A Cut Above

For sheer carnage, Saw shreds the competition

Oct 27, 2004 at 4:00 am
It takes mighty big stones to name your horror movie Saw, knowing full well that that's popular fan-slang for Tobe Hooper's Texas Chainsaw Massacre, a movie worshiped by gorehounds worldwide. When you take that name for your own, you had damn well better deliver a memorable, worthy contender to the horror canon.

First-time feature director James Wan, a veteran of several TV cooking shows, of all things, need not worry. If Saw isn't the scariest horror movie of the year, it's certainly the most brutal. There are no cutaways from violent acts here, no grotesque depravity Wan is afraid to visit upon his characters, and most important, there's no one who's safe from the carnage. In most horror films these days, one need only look at the order in which the actors' names appear on the poster to determine who will be left alive at the end. This inevitably saps the level of suspense -- why fear for a character if you know, more or less, that he or she is likely to prevail? Real scaremongers know, and take to heart, the Joe Bob Briggs Rule for Scary Movies: Anyone can die at any time.
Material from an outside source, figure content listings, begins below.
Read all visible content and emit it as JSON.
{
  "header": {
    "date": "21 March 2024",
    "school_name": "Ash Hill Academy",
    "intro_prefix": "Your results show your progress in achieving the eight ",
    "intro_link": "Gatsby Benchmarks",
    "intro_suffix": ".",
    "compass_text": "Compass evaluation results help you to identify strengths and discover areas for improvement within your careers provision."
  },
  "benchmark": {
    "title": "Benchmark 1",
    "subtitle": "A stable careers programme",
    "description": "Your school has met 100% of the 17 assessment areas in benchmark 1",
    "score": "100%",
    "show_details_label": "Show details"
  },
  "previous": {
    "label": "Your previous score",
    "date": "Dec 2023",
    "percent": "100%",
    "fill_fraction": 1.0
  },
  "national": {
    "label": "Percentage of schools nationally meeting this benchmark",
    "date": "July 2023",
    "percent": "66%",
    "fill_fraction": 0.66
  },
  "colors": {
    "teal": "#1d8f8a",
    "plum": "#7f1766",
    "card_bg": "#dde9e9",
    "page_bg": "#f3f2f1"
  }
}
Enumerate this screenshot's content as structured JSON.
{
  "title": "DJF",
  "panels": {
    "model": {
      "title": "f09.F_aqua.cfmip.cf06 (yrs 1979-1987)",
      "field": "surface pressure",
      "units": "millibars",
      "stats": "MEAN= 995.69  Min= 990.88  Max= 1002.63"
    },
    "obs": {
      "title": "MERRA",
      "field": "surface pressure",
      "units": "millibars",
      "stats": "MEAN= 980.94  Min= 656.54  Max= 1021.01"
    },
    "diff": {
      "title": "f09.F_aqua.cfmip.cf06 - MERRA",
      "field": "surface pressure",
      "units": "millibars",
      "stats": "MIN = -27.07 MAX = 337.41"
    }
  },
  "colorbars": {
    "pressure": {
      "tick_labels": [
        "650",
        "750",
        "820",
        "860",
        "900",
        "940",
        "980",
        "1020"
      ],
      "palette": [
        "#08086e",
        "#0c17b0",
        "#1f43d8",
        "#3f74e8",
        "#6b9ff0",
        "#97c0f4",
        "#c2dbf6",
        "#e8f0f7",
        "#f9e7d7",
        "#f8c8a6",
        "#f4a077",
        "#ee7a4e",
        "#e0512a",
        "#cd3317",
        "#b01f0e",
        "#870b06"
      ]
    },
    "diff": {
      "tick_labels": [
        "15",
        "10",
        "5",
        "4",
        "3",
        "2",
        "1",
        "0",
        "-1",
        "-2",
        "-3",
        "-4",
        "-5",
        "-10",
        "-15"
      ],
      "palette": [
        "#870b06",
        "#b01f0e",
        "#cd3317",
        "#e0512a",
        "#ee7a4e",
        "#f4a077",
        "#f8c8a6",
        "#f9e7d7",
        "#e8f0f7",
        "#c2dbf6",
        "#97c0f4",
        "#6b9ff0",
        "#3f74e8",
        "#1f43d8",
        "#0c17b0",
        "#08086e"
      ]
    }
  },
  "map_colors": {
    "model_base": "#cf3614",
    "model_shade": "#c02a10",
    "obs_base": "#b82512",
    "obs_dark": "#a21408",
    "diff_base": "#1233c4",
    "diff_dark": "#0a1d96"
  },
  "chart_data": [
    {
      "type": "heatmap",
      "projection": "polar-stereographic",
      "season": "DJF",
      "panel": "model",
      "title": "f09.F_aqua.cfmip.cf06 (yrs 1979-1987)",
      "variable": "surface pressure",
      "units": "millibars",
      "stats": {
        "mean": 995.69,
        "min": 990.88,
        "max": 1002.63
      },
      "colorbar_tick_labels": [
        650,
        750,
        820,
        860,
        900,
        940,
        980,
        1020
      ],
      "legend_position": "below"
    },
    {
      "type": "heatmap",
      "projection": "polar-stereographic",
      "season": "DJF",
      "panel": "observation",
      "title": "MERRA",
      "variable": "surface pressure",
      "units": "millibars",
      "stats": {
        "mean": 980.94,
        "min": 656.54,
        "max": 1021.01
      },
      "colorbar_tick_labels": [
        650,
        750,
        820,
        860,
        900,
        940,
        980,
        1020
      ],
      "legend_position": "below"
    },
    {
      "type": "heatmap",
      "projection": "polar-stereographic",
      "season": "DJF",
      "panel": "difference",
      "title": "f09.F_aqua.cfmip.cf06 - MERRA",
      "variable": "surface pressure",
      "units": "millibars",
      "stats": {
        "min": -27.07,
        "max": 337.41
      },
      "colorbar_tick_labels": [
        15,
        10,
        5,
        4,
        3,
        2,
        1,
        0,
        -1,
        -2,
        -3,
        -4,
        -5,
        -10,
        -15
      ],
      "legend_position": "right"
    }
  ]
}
In case it isn't already abundantly clear to you, Saw is not a casual date movie. Many will decry it as excessive or sadistic; cultural conservatives will most certainly deem it abhorrent. Scored by Nine Inch Nails' Charlie Clouser, this is a movie for those who already own the bootleg, uncensored cuts of that band's videos and think Natural Born Killers wasn't sufficiently bloodthirsty. Fans of industrial music finally have a mainstream movie release that represents their Zeitgeist -- even the pig mask occasionally worn by the killer seems to be a reference to the frequent use of the word "pig" in industrial songs, which in turn is inspired by the fact that Charles Manson said it a lot.

Anyway. Two men awaken from unconsciousness in a large, dingy bathroom. They are chained to opposite ends of the room, and between them is the body of a man who has apparently blown his own brains out. The younger of the two men, Adam (screenwriter Leigh Whannell), is a photographer; the older, Lawrence (Cary Elwes), is a doctor. Both have envelopes in their pockets containing microcassettes, and Lawrence's also has a single bullet and a small key. The dead man in the middle of the room has a microcassette player.

Lawrence gradually figures out what's happening. Not long ago, he was interrogated by police as a suspect in a case involving a mysterious maniac known as Jigsaw. Referred to as a serial killer, Jigsaw hasn't actually killed anyone in the literal sense. Rather, he singles out people whom he feels don't properly appreciate life (among them Shawnee Smith, star of Chuck Russell's entertaining 1988 remake of The Blob) and places them in elaborate traps that require either self-mutilation or the murder of another person in order to escape. In the trap at hand, Lawrence learns from the tape that he must kill Adam by 6 p.m., or his wife and daughter will be killed. Adam can protect himself by escaping first, but there's only one apparent way to do that: Use the bone saws provided to cut off his own foot, thereby escaping the thick chain that binds his leg to the wall (a blatant lift from Mad Max).

Although the men remain in the room for most of the film, the narrative frequently jumps back in time, as we learn more about exactly how Lawrence and Adam came to be there, what their connection to each other is, and how one particular cop (Danny Glover) became obsessed with the Jigsaw case. We're given reasons to suspect that any of them might be in on it. And gradually, more clues are found and put together, in the manner of survival horror video games like Resident Evil (a point lost on the makers of the recent Resident Evil: Apocalypse). Pay close attention, though, as the flashbacks aren't necessarily in the linear order they initially appear to be.

Director Wan is fond of using fast-forward motion to convey information quickly, a tic likely picked up from Tool videos, and at times goes into near-subliminal montages that make a good fit with Clouser's NIN sound-alike score. The quick cuts, when they happen, make sense; this isn't another one of those action movies that uses bad editing to cover up worse fight choreography. Wan also isn't afraid of total darkness -- visually, Saw features the least-lit interiors since David Fincher's Panic Room.

Wan gets so much right that it's a shame he slips up in a couple of key areas. The lead actors simply aren't that great, for one thing. Whannell does OK for a first-timer, but he just doesn't yet have it in him to pull off a lead role, especially an emotionally grueling one. Elwes is better, but not by much. Both manage to pull things together for the climax, but their ability seems to fade in and out several times prior.

As to the climax -- without spoiling, let's just say it depends upon something rather implausible. It's stretching, but possible, to believe in a villain so utterly brilliant that he can anticipate everything -- even the parts of his plan that may go wrong and require double or triple fail-safes. Toward the end, though, he does something that strains believability past the breaking point. It probably won't matter until you start thinking about it afterwards, but if this thing becomes a franchise, let's demand more logic for the sequel.